Publié le 7 juin 2024

Les pratiques fiscales des entreprises sont en train de s’imposer comme un axe majeur de leur responsabilité sociale. Face au manque de transparence et à l’évasion fiscale qui persistent, de plus en plus d’acteurs militent pour durcir le cadre réglementaire.

Près de 1 000 milliards de dollars sont transférés chaque année par les multinationales dans des paradis fiscaux. C’est l’un des chiffres à retenir du dernier rapport de l’Observatoire Européen de la Fiscalité paru le jeudi 6 juin. Souvent grâce à l’exploitation de failles dans des dispositifs légaux, les grandes entreprises parviennent ainsi à échapper au paiement de l’impôt. Surtout, elles sont encore loin du compte en matière de transparence fiscale : seules 2% des multinationales réalisent aujourd’hui un rapport de leurs résultats financiers pays par pays, qui rend public la répartition de leurs bénéfices et de leurs contributions fiscales dans les différents pays où elles opèrent.

Face à cette réalité, l’Observatoire Européen de la Fiscalité recommande de renforcer les exigences de transparence fiscale pour les multinationales. “Le sujet de la transparence fiscale monte en puissance depuis plusieurs années”, commente Quentin Arnaud, maître de conférences à l’Université Toulouse Capitole, et spécialiste des liens entre fiscalité et RSE. “Depuis la fin des années 2010, le standard 207 de la Global Reporting Initiative demande aux entreprises de divulguer un certain nombre d’informations sur leurs pratiques fiscales et en France la DPEF (Déclaration de performance extra financière, ndlr) également”, avance-t-il. Un tabou serait même en train de tomber concernant la justice fiscale.
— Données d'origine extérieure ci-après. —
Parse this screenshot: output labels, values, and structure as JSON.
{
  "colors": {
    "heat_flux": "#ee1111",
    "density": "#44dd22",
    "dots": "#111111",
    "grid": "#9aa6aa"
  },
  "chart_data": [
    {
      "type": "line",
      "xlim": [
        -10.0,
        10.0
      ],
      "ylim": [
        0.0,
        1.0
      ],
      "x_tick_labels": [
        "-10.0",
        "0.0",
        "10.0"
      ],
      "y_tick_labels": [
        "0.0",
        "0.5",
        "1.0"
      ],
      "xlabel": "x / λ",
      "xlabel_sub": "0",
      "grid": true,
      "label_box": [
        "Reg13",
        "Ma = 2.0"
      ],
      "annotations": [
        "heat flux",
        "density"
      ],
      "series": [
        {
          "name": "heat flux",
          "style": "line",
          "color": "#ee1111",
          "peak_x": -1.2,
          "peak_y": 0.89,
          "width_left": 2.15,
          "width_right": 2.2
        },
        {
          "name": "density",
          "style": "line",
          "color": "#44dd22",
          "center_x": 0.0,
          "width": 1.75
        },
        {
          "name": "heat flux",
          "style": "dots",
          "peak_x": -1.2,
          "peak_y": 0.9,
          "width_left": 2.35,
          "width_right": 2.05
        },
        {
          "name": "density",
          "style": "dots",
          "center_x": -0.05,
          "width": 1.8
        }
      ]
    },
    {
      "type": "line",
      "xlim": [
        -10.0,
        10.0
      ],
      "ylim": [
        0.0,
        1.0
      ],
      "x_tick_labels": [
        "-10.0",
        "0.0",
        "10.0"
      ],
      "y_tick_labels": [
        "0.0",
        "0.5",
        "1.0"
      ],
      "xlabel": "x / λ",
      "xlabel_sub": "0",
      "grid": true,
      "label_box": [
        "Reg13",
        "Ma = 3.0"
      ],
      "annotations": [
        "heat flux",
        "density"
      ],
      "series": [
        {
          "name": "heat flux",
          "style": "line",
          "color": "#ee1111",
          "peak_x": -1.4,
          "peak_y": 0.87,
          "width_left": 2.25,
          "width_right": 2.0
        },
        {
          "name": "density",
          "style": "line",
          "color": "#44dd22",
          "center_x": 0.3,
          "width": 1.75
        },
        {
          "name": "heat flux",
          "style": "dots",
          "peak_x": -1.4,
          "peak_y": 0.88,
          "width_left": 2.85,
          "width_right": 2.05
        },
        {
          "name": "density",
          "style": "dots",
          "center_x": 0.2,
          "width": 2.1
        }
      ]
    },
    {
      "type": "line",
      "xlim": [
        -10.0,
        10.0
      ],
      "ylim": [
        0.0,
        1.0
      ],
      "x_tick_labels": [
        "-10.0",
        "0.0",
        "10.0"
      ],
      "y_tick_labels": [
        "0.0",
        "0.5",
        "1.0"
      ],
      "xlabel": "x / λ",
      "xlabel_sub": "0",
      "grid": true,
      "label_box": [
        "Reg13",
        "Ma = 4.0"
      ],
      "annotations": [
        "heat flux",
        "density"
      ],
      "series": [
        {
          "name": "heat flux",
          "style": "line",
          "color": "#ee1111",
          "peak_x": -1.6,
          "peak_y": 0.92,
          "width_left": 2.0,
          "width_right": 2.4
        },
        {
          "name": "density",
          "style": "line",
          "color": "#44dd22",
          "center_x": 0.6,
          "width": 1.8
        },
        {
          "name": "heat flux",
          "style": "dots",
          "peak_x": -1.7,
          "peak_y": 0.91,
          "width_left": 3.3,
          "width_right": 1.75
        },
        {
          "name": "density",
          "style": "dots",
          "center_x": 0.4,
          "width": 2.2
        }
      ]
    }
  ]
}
C’est en tout cas ce que croit Quentin Parrinello, porte-parole de l’Observatoire. “La fiscalité des grandes entreprises est redevenue un sujet politique. Ces dernières réalisent que c’est un enjeu social et sociétal pour elles, que cela fait partie de leur politique RSE. Il y a 10 ou 15 ans, c’était impensable” analyse-t-il.

“Tout cela reste très opaque”

Malgré cette prise de conscience, les entreprises qui communiquent sur le sujet fiscal ne poussent pas bien loin la transparence fiscale, et se contentent souvent d’affirmer qu’elles respectent le cadre légal. “Les informations divulguées par les entreprises sont encore très narratives, et donc au fond, tout cela reste très opaque”, analyse Quentin Arnaud. Il faut dire que l’enjeu de la transparence et de la responsabilité fiscale reste essentiellement fondé sur de la “soft law”, du droit non contraignant ou peu prescriptif, qui laisse beaucoup de marges de manœuvre aux acteurs privés. Certains, notamment du côté des ONG, poussent donc pour renforcer le cadre normatif.

Signe des temps, l’IESBA (International Ethics Standards Board For Accountants) qui produit des standards professionnels pour le secteur de l’audit et du consulting, a ainsi publié en avril de nouveaux standards éthiques pour le conseil fiscal aux entreprises, avec en ligne de mire les pratiques d’optimisation agressives. Une manière, selon Pascal Saint-Amans, ancien directeur du Centre de politique et d’administration fiscales de l’OCDE, de “restaurer la confiance du public” face aux pratiques d’évasion fiscale des grandes entreprises, de plus en plus décriées.

Vers un encadrement plus contraignant de la fiscalité des multinationales 

Pour limiter les abus en matière d’évasion fiscale, la communauté internationale est allée plus loin : 140 pays se sont ainsi mis d’accord pour créer à partir de 2024 un impôt minimal mondial sur les multinationales de 15%, qui devrait permettre de juguler un peu les pertes fiscales. Mais déjà, les ONG pointent du doigt les failles du système, les niches fiscales et les exemptions, et appellent à des mesures plus ambitieuses

De son côté, l’Union Européenne veut continuer à agir pour renforcer la transparence fiscale : les institutions se sont ainsi dotées d’une “directive sur le reporting pays par pays” qui devrait obliger les entreprises ayant des activités en Europe à renforcer considérablement la précision de leur reporting fiscal à partir de 2026. “Un premier pas important vers la transparence” et “un outil indispensable dans la lutte contre l’évasion fiscale des multinationales”, selon Gabriel Zucman, économiste et président de l’Observatoire Européen de la Fiscalité.